First, while it turns out that many of my favorite Christian children’s series were published by Bethany House, Saint Ben was different. It’s general fiction, almost a coming-of-age story, and really more for adults than kids, but my sixth grade teacher read it out loud to us one chapter at a time. It was the first book that I can remember distinctly shaping my faith, edging out The Silver Chair by a few months. The story, set in the 1950s, was about more than just the Rose Bowl parade or the Edsel or two pastors’ kids playing pranks on their church congregation, though those are all part of the story. It was about doubt and the courage to ask hard questions of God. That’s something twelve-year-old me was just starting to work through, and I loved realizing I wasn’t alone.

Second, John Fischer was the first author I ever met. I don’t know how my teacher worked it out, and I know it was so last-minute that none of us were able to buy a copy to be signed, but John Fischer came in to speak to my little sixth grade Christian school class, which, of course, I thought was the coolest thing ever.

Third, this one stands up to multiple re-readings now that I’m an adult, and it has a depth I didn’t notice my first time around, handling some difficult topics that you don’t often see in Christian fiction.
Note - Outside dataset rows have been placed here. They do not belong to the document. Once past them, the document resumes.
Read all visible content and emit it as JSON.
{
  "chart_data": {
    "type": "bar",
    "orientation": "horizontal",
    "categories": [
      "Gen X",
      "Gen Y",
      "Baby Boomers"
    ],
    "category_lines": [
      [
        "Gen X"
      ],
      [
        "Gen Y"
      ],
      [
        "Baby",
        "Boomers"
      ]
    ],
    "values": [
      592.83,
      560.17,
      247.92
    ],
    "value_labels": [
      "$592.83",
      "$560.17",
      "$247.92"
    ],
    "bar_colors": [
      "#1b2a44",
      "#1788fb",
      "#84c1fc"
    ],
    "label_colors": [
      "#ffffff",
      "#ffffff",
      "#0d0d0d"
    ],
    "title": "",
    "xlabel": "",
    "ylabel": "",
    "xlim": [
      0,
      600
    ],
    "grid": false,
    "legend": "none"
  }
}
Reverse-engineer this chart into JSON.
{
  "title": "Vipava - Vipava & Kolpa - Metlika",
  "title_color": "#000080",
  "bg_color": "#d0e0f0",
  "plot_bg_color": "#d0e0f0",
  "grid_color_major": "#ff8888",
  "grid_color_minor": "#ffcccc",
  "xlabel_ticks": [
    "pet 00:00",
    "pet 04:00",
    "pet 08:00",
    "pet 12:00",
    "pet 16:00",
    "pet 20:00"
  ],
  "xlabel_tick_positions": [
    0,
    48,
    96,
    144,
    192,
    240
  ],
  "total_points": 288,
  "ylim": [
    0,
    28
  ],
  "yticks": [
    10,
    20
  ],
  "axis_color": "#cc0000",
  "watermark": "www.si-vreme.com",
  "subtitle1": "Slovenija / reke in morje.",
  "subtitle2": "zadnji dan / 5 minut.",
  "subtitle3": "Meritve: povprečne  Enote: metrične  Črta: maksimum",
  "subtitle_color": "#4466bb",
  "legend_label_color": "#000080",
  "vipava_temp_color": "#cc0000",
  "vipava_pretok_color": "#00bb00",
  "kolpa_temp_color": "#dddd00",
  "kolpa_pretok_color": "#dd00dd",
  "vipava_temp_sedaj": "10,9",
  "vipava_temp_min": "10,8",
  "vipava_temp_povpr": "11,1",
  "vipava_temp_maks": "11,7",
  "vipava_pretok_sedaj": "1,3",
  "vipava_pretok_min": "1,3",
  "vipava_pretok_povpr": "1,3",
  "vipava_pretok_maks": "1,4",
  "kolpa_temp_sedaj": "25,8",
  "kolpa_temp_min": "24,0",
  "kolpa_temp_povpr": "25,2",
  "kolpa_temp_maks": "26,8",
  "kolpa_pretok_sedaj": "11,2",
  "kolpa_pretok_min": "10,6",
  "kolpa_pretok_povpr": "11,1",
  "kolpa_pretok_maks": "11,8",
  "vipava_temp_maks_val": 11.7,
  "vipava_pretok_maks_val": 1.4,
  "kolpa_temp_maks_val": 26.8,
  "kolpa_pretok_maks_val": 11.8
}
At the time, of course, I had no idea Saint Ben was a Bethany House book (at age twelve, I don’t think I realized that someone actually published books—I thought they kind of sprang up onto the shelves by magic). In fact, I didn’t make the connection until I walked into the Bethany House offices for my interview four years ago and saw this painting outside the office of our vice president of sales and marketing.

Turns out, it was a favorite of his too, enough that he wanted to display the original oil painting right by his door. So whenever I walk through the halls of our office, I remember my old friends Ben and Jonathan.

If you get a chance, I’d highly recommend finding a used copy of this classic and reading it. I hope you’ll enjoy it as much as I did!

Can you remember the first fiction book that had an impact on your faith?

4 thoughts on “Ask Bethany House: What’s Your Favorite Bethany House Book?

  1. My favorite was “A Lasting Impression” by Tamera Alexander. She is one of my very favorite historical authors and that cover was absolutely beautiful!

  2. For me it’s my first Christian novel I ever read. I didn’t start reading that genre until I was a new mom back in the early 1990s. It was “The Calling of Emily Evans” by Janette Oke. I wrote her a letter thanking her for such a wonderful book. She sent me a signed copy along with a note tucked inside. I still have the book & the note. I have loved all of her novels. I had no idea there was even such a thing before I became a Christian. It opened a whole new world an grew my love of reading!

  3. Such a hard question, because I read do many BHP books. But the one that I have read the most times is “Remembered” by Tamera Alexander.

  4. The first book other than scripture that caused me to consider my faith and beliefs was The Promise by Chaim Potok. As the boys in this story consider their faith, I found myself pondering my own. I believe I was 12 years old at the time.